L’ouverture fait toujours grincer. Après plus de six mois d’un gouvernement dont les énarques ont été quasiment éradiqués, le style de Fadela Amara reste très controversé.
Une secrétaire d’Etat chargée de la Politique de la ville peut-elle utiliser le vocabulaire des jeunes des cités ? Peut-elle, comme vendredi dernier sur Canal +, évoquer les «boîtes aux lettres pétées», les cages d’escalier où «ça pue» pour dénoncer les conditions de vie des habitants de certains quartiers. A en croire le porte-parole du gouvernement Laurent Wauquiez, cette spontanéité est très appréciée au sommet de l’Etat. En sortant du Conseil des ministres décentralisé de Strasbourg, le 7 septembre, il avait rapporté mot à mot la première intervention d’Amara sur son plan banlieue : «Je vous le dis très cash : maintenant il faut agir. Il est hors de question qu’on continue à se la raconter sur la question des banlieues.» Et Wauquiez, enthousiaste, ajoutait : «Ça a été un des moments très forts de ce Conseil des ministres, tout simplement parce que Fadela a traduit avec beaucoup de simplicité, mais avec un langage très clair, direct, ses convictions.»
Limites. Un mois plus tard, le 9 octobre, alors que beaucoup de militants UMP s’indignaient qu’Amara ait qualifié de «dégueulasse» l’amendement prévoyant le recours aux tests ADN dans le cadre du regroupement familial, Wauquiez avait encore applaudi : «Fadela Amara n’a pas les codes de la langue de bois, tant mieux. Ça fait du bien, ça apporte de l’oxygène.» Le patron de l’UMP, Patrick Devedjian, n’était pas du tout de cet avis : pour lui, Amara avait «injurié les députés UMP».
Après les émeutes de Villiers-le-Bel, l’exaspération à droite est montée d’un cran.
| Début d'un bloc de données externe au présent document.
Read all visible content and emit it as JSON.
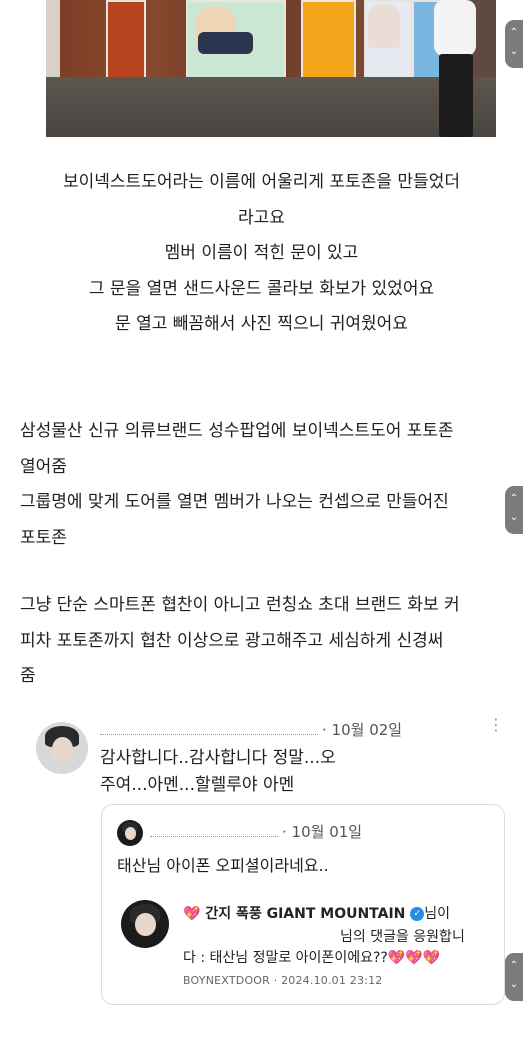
{
  "intro_lines": [
    "보이넥스트도어라는 이름에 어울리게 포토존을 만들었더",
    "라고요",
    "멤버 이름이 적힌 문이 있고",
    "그 문을 열면 샌드사운드 콜라보 화보가 있었어요",
    "문 열고 빼꼼해서 사진 찍으니 귀여웠어요"
  ],
  "block1_lines": [
    "삼성물산 신규 의류브랜드 성수팝업에 보이넥스트도어 포토존",
    "열어줌",
    "그룹명에 맞게 도어를 열면 멤버가 나오는 컨셉으로 만들어진",
    "포토존"
  ],
  "block2_lines": [
    "그냥 단순 스마트폰 협찬이 아니고 런칭쇼 초대 브랜드 화보 커",
    "피차 포토존까지 협찬 이상으로 광고해주고 세심하게 신경써",
    "줌"
  ],
  "comment": {
    "date": "· 10월 02일",
    "lines": [
      "감사합니다..감사합니다 정말...오",
      "주여...아멘...할렐루야 아멘"
    ],
    "more": "⋮"
  },
  "quote": {
    "date": "· 10월 01일",
    "text": "태산님 아이폰 오피셜이라네요..",
    "inner": {
      "heart1": "💖",
      "name": "간지 폭풍 GIANT MOUNTAIN",
      "verified": "✓",
      "name_tail": "님이",
      "line2": "님의 댓글을 응원합니",
      "line3": "다 : 태산님 정말로 아이폰이에요??",
      "hearts": "💖💖💖",
      "footer": "BOYNEXTDOOR · 2024.10.01 23:12"
    }
  },
  "scroll": {
    "up": "⌃",
    "down": "⌄"
  }
}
C’est la porte-parole de l’UMP Nadine Morano qui a dit tout haut ce que beaucoup se contentent de penser : tout en rappelant qu’elle a, elle aussi, grandit dans un quartier populaire, la députée estime qu’Amara «enferme les jeunes dans une caricature. "Faut y aller à donf" ou "J’te kiffe", c’est tout ce contre quoi je me bats. Je fais tout pour casser ces codes». En privé, la très sarkozyste Morano estime qu’on touche là aux limites du «casting à la Fogiel» de ce gouvernement. Elle n’avait pas caché sa frustration, en juin, quand les Fadela, Rama et Rachida étaient propulsées au gouvernement. Ce fut un cri du cœur : «Ce n’est pas de ma faute si je m’appelle Nadine!»
Invitée de RTL, lundi matin, Fadela Amara a mis les rieurs de son côté : «Nadine Morano, elle est sympa, mais elle énerve tout le monde, et tout le monde la fuit !» a-t-elle lâché après avoir comparé la députée à «la Castafiore». A l’UMP, beaucoup trouvent que c’est assez bien vu.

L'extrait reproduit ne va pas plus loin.